Totally agree w/both Reinier and Al. I think ALOT of it has to do with amount of time spent together and subsequent bonding. I see comical traits in my dogs that are obviously handler-induced, but they absolutely have their own character and personality. I think this has gotten a little deeper than ther orignal quote that started it, but it's an interesting topic. I think it takes a certain amount of respect for the dog, as a dog, to even have the type of bond necessary to impart characteristics.


----------



## Diana Matusik (Apr 29, 2006)

I feel this quote is quite relevant. It goes down to the character of a person. A person who is weak-minded will have an insecure dog who may be fearful or even dominant over the handler. An owner who is extremely laid back in life may also have an untrained dog. One who cannot raise children "right" (and that is subjective but I am saying whether the kids are bratty hellspawn or decent human beings) probably also cannot handle raising dogs (and vice versa). One who abuses the dog will tell you much about how that person may handle other aspects of life- will s/he abuse the kids as well? 

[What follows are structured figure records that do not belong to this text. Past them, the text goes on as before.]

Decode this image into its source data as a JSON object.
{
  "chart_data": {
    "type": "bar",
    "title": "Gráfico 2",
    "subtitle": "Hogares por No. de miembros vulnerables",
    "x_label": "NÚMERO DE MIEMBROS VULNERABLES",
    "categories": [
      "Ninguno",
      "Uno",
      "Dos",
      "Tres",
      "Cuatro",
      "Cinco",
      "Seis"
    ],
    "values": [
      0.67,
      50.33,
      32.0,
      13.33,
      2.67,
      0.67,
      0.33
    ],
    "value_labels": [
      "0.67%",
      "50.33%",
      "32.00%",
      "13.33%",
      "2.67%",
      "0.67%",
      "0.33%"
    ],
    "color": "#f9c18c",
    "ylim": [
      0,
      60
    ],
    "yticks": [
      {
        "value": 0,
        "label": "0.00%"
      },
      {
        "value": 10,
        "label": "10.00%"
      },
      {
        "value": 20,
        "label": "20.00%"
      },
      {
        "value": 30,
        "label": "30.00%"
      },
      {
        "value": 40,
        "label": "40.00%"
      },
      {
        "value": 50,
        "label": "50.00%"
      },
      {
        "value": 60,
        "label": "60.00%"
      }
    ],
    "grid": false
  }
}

A person has his/her ways of living and handling all that life throws down and that will translate into how the dog is raised. Even if a dog doesn't work out for a particular person it goes deeper than "oh s/he's just not a good trainer." It could be the handler tried everything in his/her power, consulted true professionals, went to seminars, tried this method then that method, sticking it through until every option is exhausted before realizing it's just not going to work. This speaks volumes of a person, more so than someone who gives up immediately as in those who dump dogs at shelters because "she's not housebroken."


----------